The right question isn’t “Are we using AI?” It’s “Can we point to specific outcomes that improved because of it?” If the answer is vague, the implementation isn’t working yet.

For corporate members: start looking at efficiency as a signal.

A supplier using AI well may not look different on a capabilities slide. But they’ll be more responsive. Their documentation will be cleaner. Their turnaround will be faster. Their communication will be more consistent. These are observable differences, and they’re worth weighting in supplier evaluation.

As AI becomes more accessible, the gap won’t be between companies that use it and those that don’t. It will be between companies that use it with discipline and those that treat it as a novelty. That distinction will show up in execution long before it shows up in an RFP/RFQ response.

OMSDC’s Upcoming AI Workshop Series

The Ohio Minority Supplier Development Council (OMSDC) is developing a practical AI series for MBEs and others. We want to hear what formats and topics would actually be useful. Take the short survey at the link below. Complete it and you can download the Competitor Analysis AI Workflow one-pager, a step-by-step guide with prompts and instructions you can put to work immediately.

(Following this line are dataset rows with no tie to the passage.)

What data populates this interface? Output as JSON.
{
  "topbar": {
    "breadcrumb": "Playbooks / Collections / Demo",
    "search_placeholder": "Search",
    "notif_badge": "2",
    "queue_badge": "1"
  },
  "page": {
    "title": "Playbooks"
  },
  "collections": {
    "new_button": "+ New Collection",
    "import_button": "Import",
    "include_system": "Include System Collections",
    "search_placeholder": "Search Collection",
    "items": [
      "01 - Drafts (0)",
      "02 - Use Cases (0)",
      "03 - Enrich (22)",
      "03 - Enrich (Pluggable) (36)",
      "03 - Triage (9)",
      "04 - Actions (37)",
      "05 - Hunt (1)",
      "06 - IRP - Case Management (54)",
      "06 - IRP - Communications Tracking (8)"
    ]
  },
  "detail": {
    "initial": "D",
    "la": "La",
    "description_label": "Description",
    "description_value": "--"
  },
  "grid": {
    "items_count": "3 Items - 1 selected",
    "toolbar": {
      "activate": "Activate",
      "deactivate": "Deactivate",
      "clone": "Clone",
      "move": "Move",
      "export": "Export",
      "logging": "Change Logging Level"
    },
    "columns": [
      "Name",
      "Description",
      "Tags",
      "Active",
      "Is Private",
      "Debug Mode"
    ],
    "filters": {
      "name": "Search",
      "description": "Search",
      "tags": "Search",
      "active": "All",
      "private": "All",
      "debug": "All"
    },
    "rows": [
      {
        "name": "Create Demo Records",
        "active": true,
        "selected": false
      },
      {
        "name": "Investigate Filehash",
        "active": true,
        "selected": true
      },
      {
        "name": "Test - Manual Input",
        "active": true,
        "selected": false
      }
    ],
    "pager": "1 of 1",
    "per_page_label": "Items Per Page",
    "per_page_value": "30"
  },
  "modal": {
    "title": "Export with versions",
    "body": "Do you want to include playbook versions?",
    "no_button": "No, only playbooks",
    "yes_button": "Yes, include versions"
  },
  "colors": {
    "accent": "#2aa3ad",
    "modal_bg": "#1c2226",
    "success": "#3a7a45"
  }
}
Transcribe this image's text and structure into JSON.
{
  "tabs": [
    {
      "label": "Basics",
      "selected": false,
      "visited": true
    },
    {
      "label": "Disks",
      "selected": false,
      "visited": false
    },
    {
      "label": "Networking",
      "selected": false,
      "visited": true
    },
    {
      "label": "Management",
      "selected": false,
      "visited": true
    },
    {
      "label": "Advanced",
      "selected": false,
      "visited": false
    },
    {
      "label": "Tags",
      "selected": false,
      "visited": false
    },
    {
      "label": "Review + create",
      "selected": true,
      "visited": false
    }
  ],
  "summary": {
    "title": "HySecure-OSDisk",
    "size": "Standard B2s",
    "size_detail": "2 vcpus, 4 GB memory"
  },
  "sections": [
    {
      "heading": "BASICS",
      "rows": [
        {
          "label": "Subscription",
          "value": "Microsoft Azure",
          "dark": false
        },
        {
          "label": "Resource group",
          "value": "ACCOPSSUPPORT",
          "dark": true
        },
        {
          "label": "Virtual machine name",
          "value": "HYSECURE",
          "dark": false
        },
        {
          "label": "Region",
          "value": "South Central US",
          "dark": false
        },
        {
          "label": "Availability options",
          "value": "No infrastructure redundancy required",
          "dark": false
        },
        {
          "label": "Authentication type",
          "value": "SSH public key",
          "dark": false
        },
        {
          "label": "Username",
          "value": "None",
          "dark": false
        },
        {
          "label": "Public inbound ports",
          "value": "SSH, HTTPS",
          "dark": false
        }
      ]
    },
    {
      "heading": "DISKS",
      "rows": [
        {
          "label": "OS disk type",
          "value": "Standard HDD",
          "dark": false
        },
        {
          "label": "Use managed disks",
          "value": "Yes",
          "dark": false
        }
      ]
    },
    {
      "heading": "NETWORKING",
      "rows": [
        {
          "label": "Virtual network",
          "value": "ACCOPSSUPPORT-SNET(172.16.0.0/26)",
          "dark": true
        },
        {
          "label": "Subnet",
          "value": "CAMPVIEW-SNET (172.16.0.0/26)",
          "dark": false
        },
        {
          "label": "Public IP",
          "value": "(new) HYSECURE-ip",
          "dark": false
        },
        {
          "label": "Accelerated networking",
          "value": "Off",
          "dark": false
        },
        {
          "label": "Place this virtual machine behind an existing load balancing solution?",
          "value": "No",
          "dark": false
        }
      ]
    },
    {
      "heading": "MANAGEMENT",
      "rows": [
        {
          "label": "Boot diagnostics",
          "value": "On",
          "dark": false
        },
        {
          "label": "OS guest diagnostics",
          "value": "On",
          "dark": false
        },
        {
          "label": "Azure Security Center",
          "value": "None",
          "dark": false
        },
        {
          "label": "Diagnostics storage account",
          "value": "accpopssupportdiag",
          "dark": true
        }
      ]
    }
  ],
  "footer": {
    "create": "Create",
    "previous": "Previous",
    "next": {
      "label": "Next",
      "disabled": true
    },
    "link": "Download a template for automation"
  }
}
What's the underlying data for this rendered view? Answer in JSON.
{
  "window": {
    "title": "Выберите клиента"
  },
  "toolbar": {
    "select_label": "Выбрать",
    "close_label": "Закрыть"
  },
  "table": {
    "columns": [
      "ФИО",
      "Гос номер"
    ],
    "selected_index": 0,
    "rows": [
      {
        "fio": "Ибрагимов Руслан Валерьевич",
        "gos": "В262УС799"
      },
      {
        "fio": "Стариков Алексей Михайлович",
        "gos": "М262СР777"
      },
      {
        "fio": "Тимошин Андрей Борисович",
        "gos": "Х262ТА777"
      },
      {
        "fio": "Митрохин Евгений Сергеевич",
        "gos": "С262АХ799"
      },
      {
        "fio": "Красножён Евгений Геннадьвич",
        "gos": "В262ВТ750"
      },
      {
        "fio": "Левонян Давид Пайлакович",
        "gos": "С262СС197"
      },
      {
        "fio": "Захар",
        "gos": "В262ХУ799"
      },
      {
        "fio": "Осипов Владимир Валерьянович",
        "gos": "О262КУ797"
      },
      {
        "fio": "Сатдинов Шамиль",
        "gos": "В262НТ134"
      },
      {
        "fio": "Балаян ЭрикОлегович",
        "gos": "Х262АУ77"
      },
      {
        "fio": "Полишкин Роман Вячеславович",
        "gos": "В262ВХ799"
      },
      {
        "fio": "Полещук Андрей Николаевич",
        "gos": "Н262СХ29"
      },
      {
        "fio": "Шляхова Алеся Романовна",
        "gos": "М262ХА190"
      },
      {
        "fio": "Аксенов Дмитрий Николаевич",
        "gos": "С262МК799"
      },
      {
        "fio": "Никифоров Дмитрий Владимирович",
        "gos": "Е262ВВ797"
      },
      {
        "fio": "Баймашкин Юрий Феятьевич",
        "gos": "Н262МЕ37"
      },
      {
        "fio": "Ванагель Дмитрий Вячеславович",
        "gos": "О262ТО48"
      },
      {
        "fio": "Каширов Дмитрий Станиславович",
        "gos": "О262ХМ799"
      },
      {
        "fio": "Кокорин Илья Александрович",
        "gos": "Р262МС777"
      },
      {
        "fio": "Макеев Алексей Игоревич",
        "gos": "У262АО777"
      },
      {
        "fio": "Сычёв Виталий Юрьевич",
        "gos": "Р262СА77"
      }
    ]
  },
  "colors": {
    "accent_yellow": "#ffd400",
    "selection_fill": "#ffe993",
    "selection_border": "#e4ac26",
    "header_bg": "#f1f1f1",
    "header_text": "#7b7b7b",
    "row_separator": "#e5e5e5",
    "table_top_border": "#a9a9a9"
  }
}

Take the survey and download the workflow

Questions Worth Asking

For MBEs:

  • Where are you spending time that could be reduced by 30–50% with the right tools? And have you actually tested that?
  • Are you building repeatable AI workflows, or relying on ad hoc experimentation?
  • If energy and compute costs rise, does your operating model stay viable?

For corporate members:

  • Are your suppliers becoming measurably more efficient over time, or staying flat?
  • Are you evaluating responsiveness and operational clarity, or just price and scale?
  • How do you identify partners who are quietly improving their operations through technology?

For both:

  • If AI becomes cheaper and more accessible, what differentiates you?
  • If infrastructure becomes more constrained, how do you stay flexible?

The Takeaway

The efficiency race in AI is real. And it favors smaller, disciplined adopters more than most people realize. But it’s happening against a backdrop of physical constraints, energy, grid capacity, supply chain friction, that won’t resolve quickly. The companies that navigate both sides of that equation, getting leaner on the software side while staying resilient on the infrastructure side, are the ones best positioned for what comes next. The most advanced AI won’t necessarily be the differentiator. The most disciplined use of it will be.